Chan was sentenced to death in 2005 for his role in a plot to smuggle 8 kilograms of heroin from Bali to Australia.
The latest development is also a worrying sign Myuran Sukumaran, 31, who along with Chan, filed for clemency early last year.
They are the only 2 members of the Bali 9 still on death row.
Dr Yudhoyono does not have to accept the recommendations, and is likely to also seek advice from officials at Kerobokan jail as well as the Justice Ministry.
In October last year, he granted clemency to Indonesian Merika Pranola, who was also convicted of drug smuggling despite the Supreme Court having recommended she be executed.

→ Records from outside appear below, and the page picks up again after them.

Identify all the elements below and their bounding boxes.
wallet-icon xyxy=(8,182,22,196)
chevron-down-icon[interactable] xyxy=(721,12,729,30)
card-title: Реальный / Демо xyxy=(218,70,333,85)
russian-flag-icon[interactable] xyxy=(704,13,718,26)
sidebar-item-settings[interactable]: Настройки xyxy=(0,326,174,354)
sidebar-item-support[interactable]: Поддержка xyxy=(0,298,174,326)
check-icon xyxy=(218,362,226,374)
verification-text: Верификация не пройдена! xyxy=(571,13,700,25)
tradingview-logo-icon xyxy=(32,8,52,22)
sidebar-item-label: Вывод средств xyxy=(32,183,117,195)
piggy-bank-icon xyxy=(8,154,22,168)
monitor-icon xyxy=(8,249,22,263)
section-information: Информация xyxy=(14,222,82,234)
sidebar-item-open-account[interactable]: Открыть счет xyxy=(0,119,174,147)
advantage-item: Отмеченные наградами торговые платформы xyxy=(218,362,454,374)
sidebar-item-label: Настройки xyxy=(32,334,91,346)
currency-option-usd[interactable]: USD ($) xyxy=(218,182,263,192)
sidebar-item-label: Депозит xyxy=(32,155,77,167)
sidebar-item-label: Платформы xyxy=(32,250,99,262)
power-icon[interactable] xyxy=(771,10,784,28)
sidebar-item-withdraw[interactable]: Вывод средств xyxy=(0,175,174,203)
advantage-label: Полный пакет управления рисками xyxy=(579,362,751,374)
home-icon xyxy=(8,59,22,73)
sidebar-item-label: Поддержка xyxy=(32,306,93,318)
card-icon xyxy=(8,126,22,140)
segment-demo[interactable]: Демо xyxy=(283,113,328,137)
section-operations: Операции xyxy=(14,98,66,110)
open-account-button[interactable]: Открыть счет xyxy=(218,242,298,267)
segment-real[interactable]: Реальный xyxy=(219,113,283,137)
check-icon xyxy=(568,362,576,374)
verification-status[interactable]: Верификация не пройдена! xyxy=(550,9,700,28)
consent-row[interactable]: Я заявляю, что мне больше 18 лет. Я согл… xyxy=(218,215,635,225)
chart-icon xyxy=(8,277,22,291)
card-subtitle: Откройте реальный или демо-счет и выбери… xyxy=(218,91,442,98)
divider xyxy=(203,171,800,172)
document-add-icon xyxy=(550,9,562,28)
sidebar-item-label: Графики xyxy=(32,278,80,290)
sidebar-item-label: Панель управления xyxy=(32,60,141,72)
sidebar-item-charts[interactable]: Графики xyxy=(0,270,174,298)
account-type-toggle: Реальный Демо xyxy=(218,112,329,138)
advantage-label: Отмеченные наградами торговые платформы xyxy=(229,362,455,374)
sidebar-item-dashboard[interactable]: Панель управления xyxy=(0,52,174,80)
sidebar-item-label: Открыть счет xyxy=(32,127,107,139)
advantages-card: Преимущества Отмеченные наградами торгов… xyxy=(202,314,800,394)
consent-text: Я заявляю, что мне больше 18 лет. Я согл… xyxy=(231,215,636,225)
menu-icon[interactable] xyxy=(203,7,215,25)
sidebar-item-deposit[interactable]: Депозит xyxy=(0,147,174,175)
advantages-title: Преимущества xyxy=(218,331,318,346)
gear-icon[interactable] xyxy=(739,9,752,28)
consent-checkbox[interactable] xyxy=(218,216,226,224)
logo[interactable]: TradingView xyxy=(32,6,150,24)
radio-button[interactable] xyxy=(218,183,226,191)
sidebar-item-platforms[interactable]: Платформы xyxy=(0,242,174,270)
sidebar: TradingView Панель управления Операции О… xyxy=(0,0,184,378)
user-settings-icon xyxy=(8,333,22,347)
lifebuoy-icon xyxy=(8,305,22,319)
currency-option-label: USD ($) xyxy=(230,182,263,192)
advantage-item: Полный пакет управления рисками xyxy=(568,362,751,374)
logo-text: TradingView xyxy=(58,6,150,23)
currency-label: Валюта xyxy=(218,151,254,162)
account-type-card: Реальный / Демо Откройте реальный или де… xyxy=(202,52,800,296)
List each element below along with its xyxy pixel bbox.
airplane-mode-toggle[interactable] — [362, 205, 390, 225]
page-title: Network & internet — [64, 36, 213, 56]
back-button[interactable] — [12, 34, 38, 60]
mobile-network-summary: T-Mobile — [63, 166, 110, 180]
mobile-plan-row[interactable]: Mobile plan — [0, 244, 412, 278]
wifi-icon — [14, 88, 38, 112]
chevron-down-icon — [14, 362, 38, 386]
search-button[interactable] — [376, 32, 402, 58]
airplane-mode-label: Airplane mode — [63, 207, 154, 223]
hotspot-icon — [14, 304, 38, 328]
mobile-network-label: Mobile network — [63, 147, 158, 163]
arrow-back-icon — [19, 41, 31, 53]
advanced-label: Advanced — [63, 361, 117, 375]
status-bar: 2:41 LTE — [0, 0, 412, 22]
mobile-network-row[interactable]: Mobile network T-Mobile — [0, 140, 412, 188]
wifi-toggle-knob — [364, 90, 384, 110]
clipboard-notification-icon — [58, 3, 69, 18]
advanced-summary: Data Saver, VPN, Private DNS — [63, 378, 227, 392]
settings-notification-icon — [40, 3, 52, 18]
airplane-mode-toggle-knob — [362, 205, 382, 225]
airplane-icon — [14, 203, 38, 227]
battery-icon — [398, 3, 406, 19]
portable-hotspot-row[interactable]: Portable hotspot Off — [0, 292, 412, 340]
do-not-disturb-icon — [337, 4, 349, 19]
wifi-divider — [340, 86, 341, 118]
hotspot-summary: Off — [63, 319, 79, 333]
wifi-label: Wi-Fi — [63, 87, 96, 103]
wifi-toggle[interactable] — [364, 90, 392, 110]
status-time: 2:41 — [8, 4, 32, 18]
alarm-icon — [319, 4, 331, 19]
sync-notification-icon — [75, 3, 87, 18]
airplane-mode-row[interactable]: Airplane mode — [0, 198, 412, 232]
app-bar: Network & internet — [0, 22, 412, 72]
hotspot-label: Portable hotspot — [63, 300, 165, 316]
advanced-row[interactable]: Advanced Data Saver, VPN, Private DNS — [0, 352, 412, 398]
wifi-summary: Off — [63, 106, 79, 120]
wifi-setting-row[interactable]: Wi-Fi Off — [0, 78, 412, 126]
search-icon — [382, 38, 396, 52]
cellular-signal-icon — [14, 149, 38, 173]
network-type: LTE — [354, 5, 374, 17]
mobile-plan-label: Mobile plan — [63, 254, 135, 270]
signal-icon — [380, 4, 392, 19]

The advice from the judge and narcotics board emerged on Tuesday and comes after Indonesia earlier this month carried out its 1st execution since 2008.
Adami Wilson, from Malawi, was shot by firing squad in the Thousand Islands, an archipelago popular with tourists located off the coast of the capital Jakarta.
The 48-year-old was caught in 2003 attempting to smuggle 1 kilogram of heroin into Indonesia.
A spokesman for the Indonesian human rights group, the Commission for the Missing and Victims of Violence (Kontras), has described the execution of Adami as a worrying sign.
Haris Azhar said that while political factors and Indonesia's relationship with Australia would be considered when it comes to Sukumaran and Chan, there also seemed to be a groundswell of public opinion in favour of the death penalty.
There seemed to be "a big applause" when Adami was executed, Mr Haris said recently.
"This is a signal that people support it."
Indonesia has said another nine convicts would be executed this year.
However, Sukumaran and Chan are not on that list.